Sexually relevant content gets noticed – it strikes curiosity and arouses our emotions.
Reese’s recently posted a commercial for their Reese’s Peanut Butter Cup. Its Title – “Women Like to Make it Last - Men are Done in Seconds - Typical.”
In 15 seconds, Reese’s is able to demonstrate with only a peanut butter cup the time difference between men and women’s sexual activity. No human presence but the peanut butter cup takes on human characteristics and appeals to human emotions and desires by becoming a symbol for sex appeal.
How about Green M&M’s® high-heeled, knee-high boots, luscious lips and accentuated eyelashes? A small, round piece of chocolate takes on real human characteristics and uses her sex appeal to lure in potential buyers. Ms. Green M&M’s® is featured on the back cover of the 2013 Sports Illustrated Swimsuit edition and in a short video “Jessica Perez and M&M’s® Ms. Green/2013 Sports Illustrated Swimsuit Edition”
In the video she is described as “Fabulous, Fearless, Fun, and incredibly delicious,” and she can be heard saying “Let’s just say I make this chocolate work for me…right boys?” Does she make the chocolate work?
Would watching either of these two ads persuade you to buy M&M’s or Reese’s Peanut Butter Cups?
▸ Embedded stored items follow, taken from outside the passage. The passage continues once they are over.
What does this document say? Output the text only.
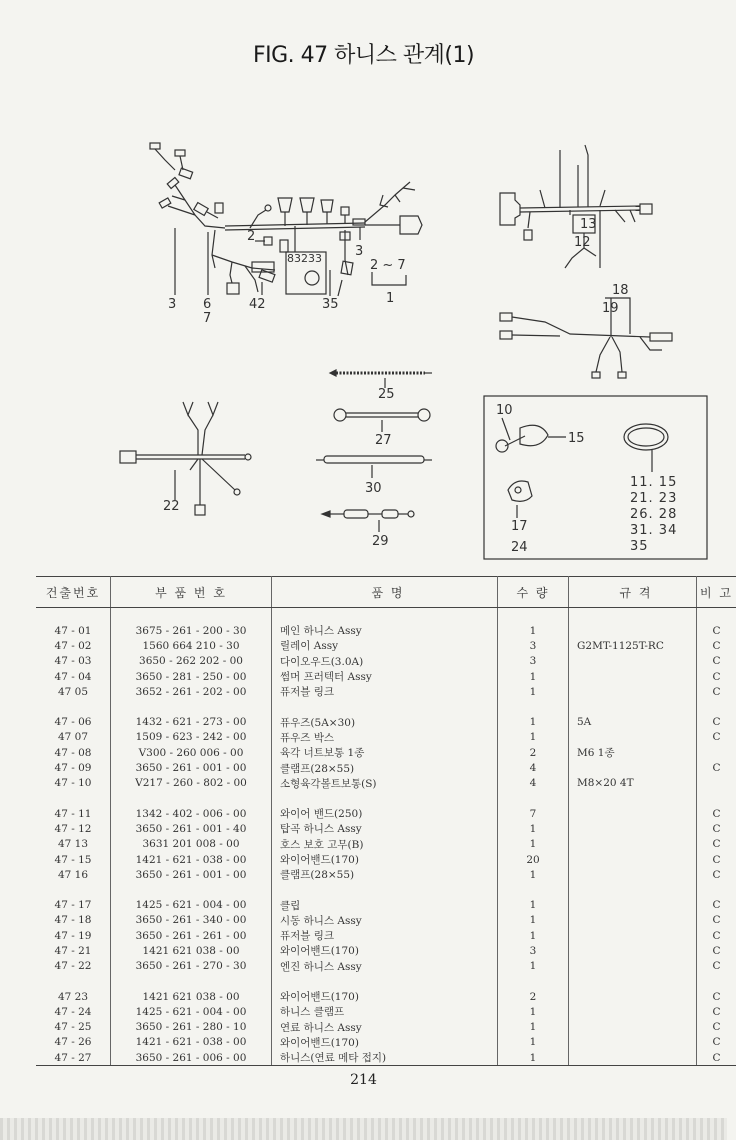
FIG. 47 하니스 관계(1)
3 6
7
42	35	1
2
3
2 ~ 7
83233
13
12
18
19
25
27
30
29
22
10
15
17
24
11. 15
21. 23
26. 28
31. 34
35
건출번호	부 품 번 호	품 명	수 량	규 격	비 고

47 - 01	3675 - 261 - 200 - 30	메인 하니스 Assy	1		C
47 - 02	1560 664 210 - 30	릴레이 Assy	3	G2MT-1125T-RC	C
47 - 03	3650 - 262 202 - 00	다이오우드(3.0A)	3		C
47 - 04	3650 - 281 - 250 - 00	썸머 프러텍터 Assy	1		C
47 05	3652 - 261 - 202 - 00	퓨저블 링크	1		C

47 - 06	1432 - 621 - 273 - 00	퓨우즈(5A×30)	1	5A	C
47 07	1509 - 623 - 242 - 00	퓨우즈 박스	1		C
47 - 08	V300 - 260 006 - 00	육각 너트보통 1종	2	M6 1종	
47 - 09	3650 - 261 - 001 - 00	클램프(28×55)	4		C
47 - 10	V217 - 260 - 802 - 00	소형육각볼트보통(S)	4	M8×20 4T	

47 - 11	1342 - 402 - 006 - 00	와이어 밴드(250)	7		C
47 - 12	3650 - 261 - 001 - 40	탑곡 하니스 Assy	1		C
47 13	3631 201 008 - 00	호스 보호 고무(B)	1		C
47 - 15	1421 - 621 - 038 - 00	와이어밴드(170)	20		C
47 16	3650 - 261 - 001 - 00	클램프(28×55)	1		C

47 - 17	1425 - 621 - 004 - 00	클립	1		C
47 - 18	3650 - 261 - 340 - 00	시동 하니스 Assy	1		C
47 - 19	3650 - 261 - 261 - 00	퓨저블 링크	1		C
47 - 21	1421 621 038 - 00	와이어밴드(170)	3		C
47 - 22	3650 - 261 - 270 - 30	엔진 하니스 Assy	1		C

47 23	1421 621 038 - 00	와이어밴드(170)	2		C
47 - 24	1425 - 621 - 004 - 00	하니스 클램프	1		C
47 - 25	3650 - 261 - 280 - 10	연료 하니스 Assy	1		C
47 - 26	1421 - 621 - 038 - 00	와이어밴드(170)	1		C
47 - 27	3650 - 261 - 006 - 00	하니스(연료 메타 접지)	1		C
214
Considering the target audience is humans and the candy takes on human characteristics and personalities – does their sexualization appeal to the wants, needs and desires of humans’ emotions?
While you are pondering your answers to those questions, think about the impact these ads could have on children. The Reese’s ad recently aired on ESPN during the 7am hour. This is a time slot when teenage boys could potentially be watching that station. What message is being sent to these young adolescent boys? And, it’s not just young boys. What about a little girl – or any young child – who may be searching videos on YouTube and they just so happen to stumble across either the Ms. Green M&M’s or the Reese’s ads, or any sexually enticing candy ad for that matter? It is quite possible that children will ask their parents to buy these candy brands because they are curious about what they just saw – maybe they will think that by eating the candy, they too can “make their chocolate work.”
So, you be the judge… Can Sex Sell Candy?